The principle of the LASSO algorithm is to compress coefficients of features by introducing a regularization parameter, and remove some features with zero coefficients, so as to achieve the purpose of feature selection [33]. Rad-score is obtained by matrix multiplication of the features and their coefficients obtained by the LASSO algorithm, usually as an independent prediction signature. However, Rad-score completely relies on the feature selection results of LASSO, and the category information is not directly correlated. LDA is a supervised feature dimensionality reduction method, which takes the category information studied as a priori knowledge [34]. The main purpose of LDA was to maximize the variation between samples of different categories and further fit a combined signature that was more suitable for discriminating high and low Ki67 status of ICCs in our study. Therefore, the combined signature obtained by the LDA method, with maximum inter-class variance and minimum intra-class variance, may could make the samples to be predicted obtain the best separability.

Recently, there have been several studies on the Ki67 prediction in HCC based on CT [26] and MR [17, 35], but there is no study on the Ki67 prediction in ICC based on CT or MR. In our study, a total of 22 radiomics features (T1WI image: 10, PVP image: 9, DP image: 7) are correlated with the Ki67 status (Fig. 6A and Table S5). And T1V_firstorder_Maximum (r = − 0.225, p = 0.002), T1V_glszm_LowGrayLevelZoneEmphasis (r = 0.216, p = 0.004), T1V_ngtdm_Busyness (r = − 0.210, p = 0.005), and T1D_glszm_LargeAreaEmphasis (r = − 0.212, p = 0.005) have strong correlation, which happens to explain why T1V model shows the most sable predictive efficiency among single MR sequence models. Peng et al. [31] predicted Ki67 status in ICC based on ultrasound radiomics features, principal component analysis as an unsupervised feature dimensionality reduction method, was used before LASSO in the feature selection, therefore, the features finally used to predict Ki67 status were weakly interpretable. The study about Ki67 status prediction in HCC conducted by Ye et al. [17] was similar to our study, only two glrlm features (LongRunHighGrayLevelEmphasis, LongRunLowGrayLevelEmphasis) are identical to our study, suggesting that these two features may be independently related to the Ki67 status, regardless of tumor type.

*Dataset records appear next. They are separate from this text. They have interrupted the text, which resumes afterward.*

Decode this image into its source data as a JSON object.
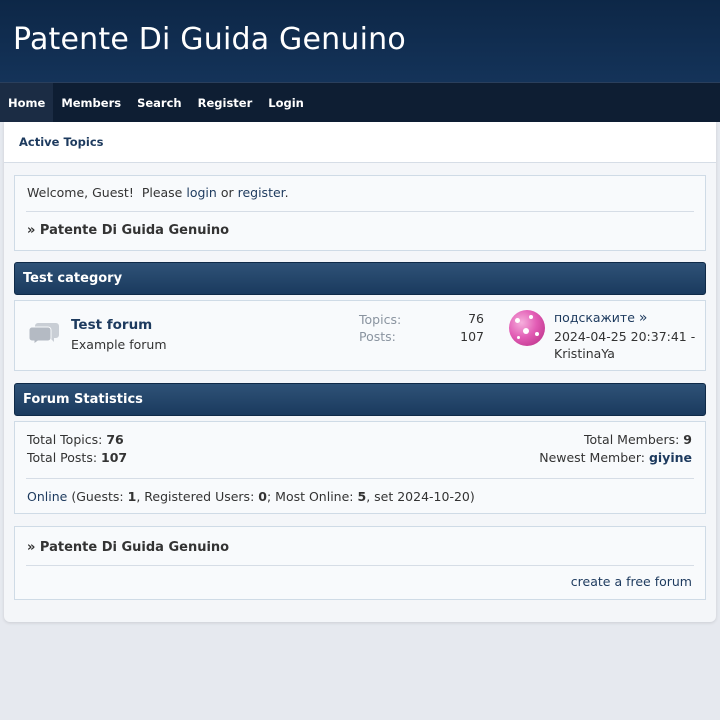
{
  "site": {
    "title": "Patente Di Guida Genuino"
  },
  "nav": {
    "items": [
      {
        "label": "Home",
        "active": true
      },
      {
        "label": "Members"
      },
      {
        "label": "Search"
      },
      {
        "label": "Register"
      },
      {
        "label": "Login"
      }
    ]
  },
  "subnav": {
    "active_topics": "Active Topics"
  },
  "welcome": {
    "greeting": "Welcome, Guest!",
    "please": "Please",
    "login": "login",
    "or": "or",
    "register": "register",
    "period": ".",
    "crumb": "» Patente Di Guida Genuino"
  },
  "category": {
    "title": "Test category",
    "forum": {
      "name": "Test forum",
      "description": "Example forum",
      "topics_label": "Topics:",
      "topics": "76",
      "posts_label": "Posts:",
      "posts": "107",
      "last_topic": "подскажите",
      "last_topic_arrow": "»",
      "last_time": "2024-04-25 20:37:41 -",
      "last_user": "KristinaYa"
    }
  },
  "stats": {
    "title": "Forum Statistics",
    "total_topics_label": "Total Topics:",
    "total_topics": "76",
    "total_posts_label": "Total Posts:",
    "total_posts": "107",
    "total_members_label": "Total Members:",
    "total_members": "9",
    "newest_member_label": "Newest Member:",
    "newest_member": "giyine",
    "online_link": "Online",
    "guests_label": "(Guests:",
    "guests": "1",
    "registered_label": ", Registered Users:",
    "registered": "0",
    "most_online_label": "; Most Online:",
    "most_online": "5",
    "most_online_date": ", set 2024-10-20)"
  },
  "footer": {
    "crumb": "» Patente Di Guida Genuino",
    "free_forum": "create a free forum"
  }
}
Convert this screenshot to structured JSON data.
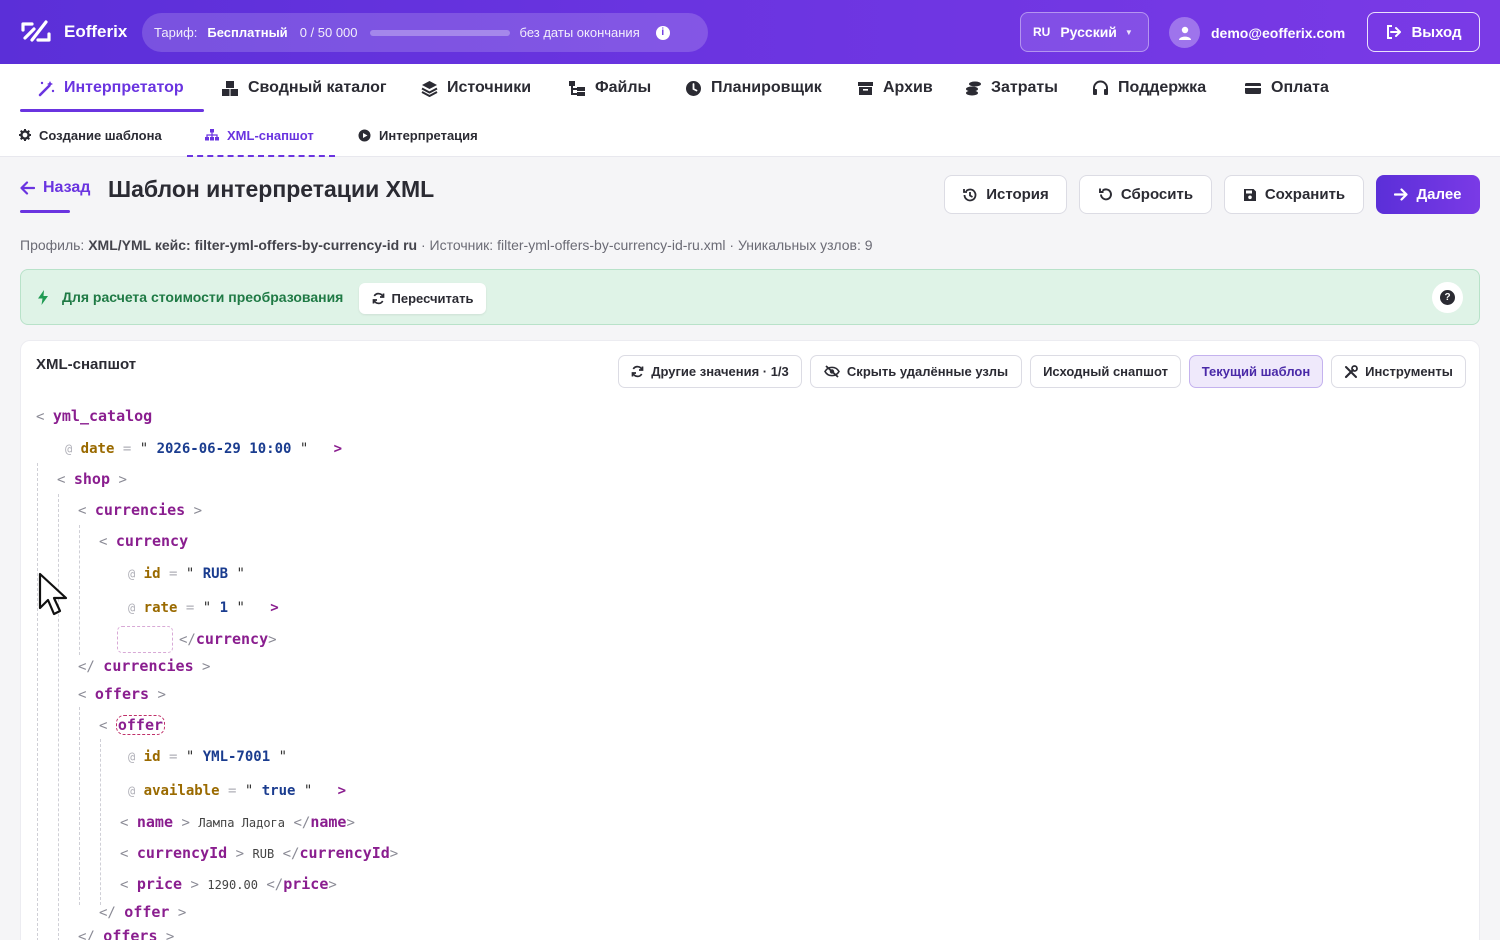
{
  "app": {
    "name": "Eofferix"
  },
  "tariff": {
    "label": "Тариф:",
    "plan": "Бесплатный",
    "usage": "0 / 50 000",
    "usage_fraction": 0.0,
    "expiry": "без даты окончания"
  },
  "language": {
    "code": "RU",
    "name": "Русский"
  },
  "user": {
    "email": "demo@eofferix.com"
  },
  "logout_label": "Выход",
  "main_nav": [
    {
      "label": "Интерпретатор",
      "icon": "wand-icon",
      "active": true
    },
    {
      "label": "Сводный каталог",
      "icon": "boxes-icon"
    },
    {
      "label": "Источники",
      "icon": "layers-icon"
    },
    {
      "label": "Файлы",
      "icon": "folder-tree-icon"
    },
    {
      "label": "Планировщик",
      "icon": "clock-icon"
    },
    {
      "label": "Архив",
      "icon": "archive-icon"
    },
    {
      "label": "Затраты",
      "icon": "coins-icon"
    },
    {
      "label": "Поддержка",
      "icon": "headset-icon"
    },
    {
      "label": "Оплата",
      "icon": "card-icon"
    }
  ],
  "sub_nav": [
    {
      "label": "Создание шаблона",
      "icon": "gear-icon"
    },
    {
      "label": "XML-снапшот",
      "icon": "sitemap-icon",
      "active": true
    },
    {
      "label": "Интерпретация",
      "icon": "play-icon"
    }
  ],
  "header": {
    "back_label": "Назад",
    "title": "Шаблон интерпретации XML",
    "buttons": {
      "history": "История",
      "reset": "Сбросить",
      "save": "Сохранить",
      "next": "Далее"
    }
  },
  "meta": {
    "profile_label": "Профиль:",
    "profile": "XML/YML кейс: filter-yml-offers-by-currency-id ru",
    "source_label": "· Источник:",
    "source": "filter-yml-offers-by-currency-id-ru.xml",
    "unique_label": "· Уникальных узлов:",
    "unique": "9"
  },
  "notice": {
    "text": "Для расчета стоимости преобразования",
    "recalc": "Пересчитать"
  },
  "panel": {
    "title": "XML-снапшот",
    "tools": {
      "other_values": "Другие значения · 1/3",
      "hide_deleted": "Скрыть удалённые узлы",
      "source_snapshot": "Исходный снапшот",
      "current_template": "Текущий шаблон",
      "instruments": "Инструменты"
    }
  },
  "xml": {
    "root": "yml_catalog",
    "root_attr": {
      "name": "date",
      "value": "2026-06-29 10:00"
    },
    "shop": "shop",
    "currencies": "currencies",
    "currency": "currency",
    "currency_id": {
      "name": "id",
      "value": "RUB"
    },
    "currency_rate": {
      "name": "rate",
      "value": "1"
    },
    "offers": "offers",
    "offer": "offer",
    "offer_id": {
      "name": "id",
      "value": "YML-7001"
    },
    "offer_available": {
      "name": "available",
      "value": "true"
    },
    "name_tag": "name",
    "name_value": "Лампа Ладога",
    "currencyId_tag": "currencyId",
    "currencyId_value": "RUB",
    "price_tag": "price",
    "price_value": "1290.00"
  }
}
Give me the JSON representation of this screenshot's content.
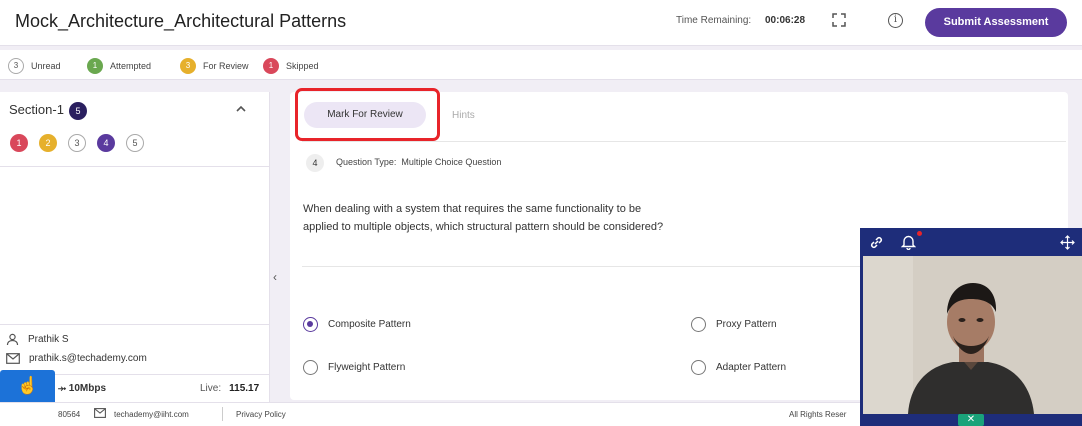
{
  "header": {
    "title": "Mock_Architecture_Architectural Patterns",
    "time_label": "Time Remaining:",
    "time_value": "00:06:28",
    "submit_label": "Submit Assessment",
    "info_glyph": "i"
  },
  "legend": {
    "items": [
      {
        "count": "3",
        "label": "Unread",
        "color": "grey"
      },
      {
        "count": "1",
        "label": "Attempted",
        "color": "#6aa84f"
      },
      {
        "count": "3",
        "label": "For Review",
        "color": "#e6b02c"
      },
      {
        "count": "1",
        "label": "Skipped",
        "color": "#d9485b"
      }
    ]
  },
  "sidebar": {
    "section_title": "Section-1",
    "section_count": "5",
    "questions": [
      "1",
      "2",
      "3",
      "4",
      "5"
    ],
    "user_name": "Prathik S",
    "user_email": "prathik.s@techademy.com",
    "speed_value": "10Mbps",
    "live_label": "Live:",
    "live_value": "115.17",
    "help_icon": "hand-pointer-icon"
  },
  "question": {
    "mark_label": "Mark For Review",
    "hints_label": "Hints",
    "number": "4",
    "type_label": "Question Type:",
    "type_value": "Multiple Choice Question",
    "text_line1": "When dealing with a system that requires the same functionality to be",
    "text_line2": "applied to multiple objects, which structural pattern should be considered?",
    "options": [
      {
        "label": "Composite Pattern",
        "selected": true
      },
      {
        "label": "Proxy Pattern",
        "selected": false
      },
      {
        "label": "Flyweight Pattern",
        "selected": false
      },
      {
        "label": "Adapter Pattern",
        "selected": false
      }
    ]
  },
  "footer": {
    "phone": "80564",
    "email": "techademy@iiht.com",
    "privacy": "Privacy Policy",
    "rights": "All Rights Reser"
  },
  "camera": {
    "close_glyph": "✕"
  },
  "colors": {
    "accent": "#5a3a9e",
    "highlight": "#e8242a",
    "camera_bar": "#1e2d7a",
    "help_button": "#1c72d8"
  }
}
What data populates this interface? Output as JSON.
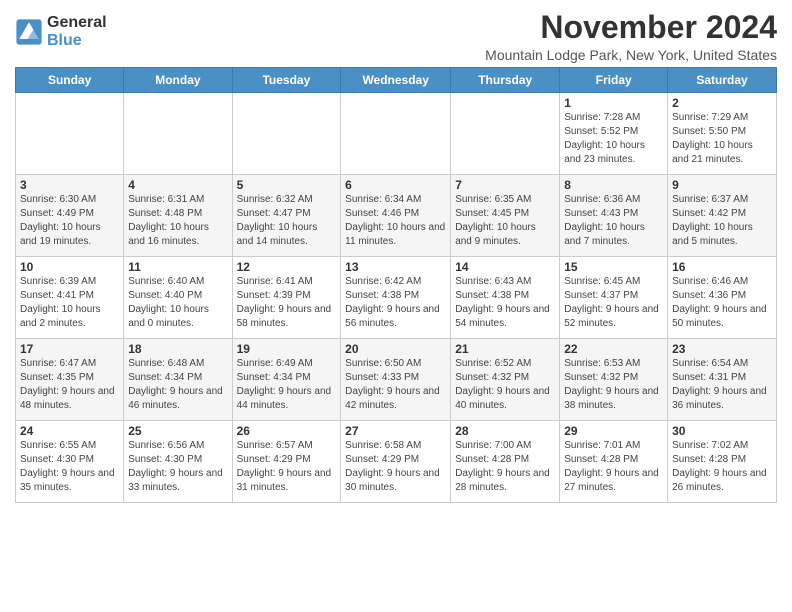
{
  "logo": {
    "general": "General",
    "blue": "Blue"
  },
  "title": "November 2024",
  "location": "Mountain Lodge Park, New York, United States",
  "days_header": [
    "Sunday",
    "Monday",
    "Tuesday",
    "Wednesday",
    "Thursday",
    "Friday",
    "Saturday"
  ],
  "weeks": [
    [
      {
        "day": "",
        "info": ""
      },
      {
        "day": "",
        "info": ""
      },
      {
        "day": "",
        "info": ""
      },
      {
        "day": "",
        "info": ""
      },
      {
        "day": "",
        "info": ""
      },
      {
        "day": "1",
        "info": "Sunrise: 7:28 AM\nSunset: 5:52 PM\nDaylight: 10 hours and 23 minutes."
      },
      {
        "day": "2",
        "info": "Sunrise: 7:29 AM\nSunset: 5:50 PM\nDaylight: 10 hours and 21 minutes."
      }
    ],
    [
      {
        "day": "3",
        "info": "Sunrise: 6:30 AM\nSunset: 4:49 PM\nDaylight: 10 hours and 19 minutes."
      },
      {
        "day": "4",
        "info": "Sunrise: 6:31 AM\nSunset: 4:48 PM\nDaylight: 10 hours and 16 minutes."
      },
      {
        "day": "5",
        "info": "Sunrise: 6:32 AM\nSunset: 4:47 PM\nDaylight: 10 hours and 14 minutes."
      },
      {
        "day": "6",
        "info": "Sunrise: 6:34 AM\nSunset: 4:46 PM\nDaylight: 10 hours and 11 minutes."
      },
      {
        "day": "7",
        "info": "Sunrise: 6:35 AM\nSunset: 4:45 PM\nDaylight: 10 hours and 9 minutes."
      },
      {
        "day": "8",
        "info": "Sunrise: 6:36 AM\nSunset: 4:43 PM\nDaylight: 10 hours and 7 minutes."
      },
      {
        "day": "9",
        "info": "Sunrise: 6:37 AM\nSunset: 4:42 PM\nDaylight: 10 hours and 5 minutes."
      }
    ],
    [
      {
        "day": "10",
        "info": "Sunrise: 6:39 AM\nSunset: 4:41 PM\nDaylight: 10 hours and 2 minutes."
      },
      {
        "day": "11",
        "info": "Sunrise: 6:40 AM\nSunset: 4:40 PM\nDaylight: 10 hours and 0 minutes."
      },
      {
        "day": "12",
        "info": "Sunrise: 6:41 AM\nSunset: 4:39 PM\nDaylight: 9 hours and 58 minutes."
      },
      {
        "day": "13",
        "info": "Sunrise: 6:42 AM\nSunset: 4:38 PM\nDaylight: 9 hours and 56 minutes."
      },
      {
        "day": "14",
        "info": "Sunrise: 6:43 AM\nSunset: 4:38 PM\nDaylight: 9 hours and 54 minutes."
      },
      {
        "day": "15",
        "info": "Sunrise: 6:45 AM\nSunset: 4:37 PM\nDaylight: 9 hours and 52 minutes."
      },
      {
        "day": "16",
        "info": "Sunrise: 6:46 AM\nSunset: 4:36 PM\nDaylight: 9 hours and 50 minutes."
      }
    ],
    [
      {
        "day": "17",
        "info": "Sunrise: 6:47 AM\nSunset: 4:35 PM\nDaylight: 9 hours and 48 minutes."
      },
      {
        "day": "18",
        "info": "Sunrise: 6:48 AM\nSunset: 4:34 PM\nDaylight: 9 hours and 46 minutes."
      },
      {
        "day": "19",
        "info": "Sunrise: 6:49 AM\nSunset: 4:34 PM\nDaylight: 9 hours and 44 minutes."
      },
      {
        "day": "20",
        "info": "Sunrise: 6:50 AM\nSunset: 4:33 PM\nDaylight: 9 hours and 42 minutes."
      },
      {
        "day": "21",
        "info": "Sunrise: 6:52 AM\nSunset: 4:32 PM\nDaylight: 9 hours and 40 minutes."
      },
      {
        "day": "22",
        "info": "Sunrise: 6:53 AM\nSunset: 4:32 PM\nDaylight: 9 hours and 38 minutes."
      },
      {
        "day": "23",
        "info": "Sunrise: 6:54 AM\nSunset: 4:31 PM\nDaylight: 9 hours and 36 minutes."
      }
    ],
    [
      {
        "day": "24",
        "info": "Sunrise: 6:55 AM\nSunset: 4:30 PM\nDaylight: 9 hours and 35 minutes."
      },
      {
        "day": "25",
        "info": "Sunrise: 6:56 AM\nSunset: 4:30 PM\nDaylight: 9 hours and 33 minutes."
      },
      {
        "day": "26",
        "info": "Sunrise: 6:57 AM\nSunset: 4:29 PM\nDaylight: 9 hours and 31 minutes."
      },
      {
        "day": "27",
        "info": "Sunrise: 6:58 AM\nSunset: 4:29 PM\nDaylight: 9 hours and 30 minutes."
      },
      {
        "day": "28",
        "info": "Sunrise: 7:00 AM\nSunset: 4:28 PM\nDaylight: 9 hours and 28 minutes."
      },
      {
        "day": "29",
        "info": "Sunrise: 7:01 AM\nSunset: 4:28 PM\nDaylight: 9 hours and 27 minutes."
      },
      {
        "day": "30",
        "info": "Sunrise: 7:02 AM\nSunset: 4:28 PM\nDaylight: 9 hours and 26 minutes."
      }
    ]
  ]
}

There are several limitations in our study. Firstly, we define “Ki67 LI ≥ 25%” as high Ki67 status in our study according to previous studies, however, the reason why the Ki67 cut-off value of ICC is higher than that of HCC needs further study. Secondly, selection bias is inevitable in retrospective study, and an estimation of the effect of the splitting procedure may be needed in future study. Thirdly, there is no study on the Ki67 prediction in ICC based on MR in the past, thus more studies in this area are needed to compare and verify our study, and the correlation between radiomics features and Ki67 status, complex clinicoradiological features need to be further explained. Finally and importantly, larger cohorts from other centers are needed to be enrolled for prospective validation of our Ki67 prediction model.

In summary, the combined Ki67 model incorporating clinical feature (HBV), imaging features (arterial rim enhancement on AP and enhancement pattern) and radiomics features (on T1, T1V and T1D sequences) is a potential biomarker in Ki67 prediction, and the flowchart of the combined Ki67 prediction model may be a potential tool in Ki67 stratification of ICC patients (Fig. 4).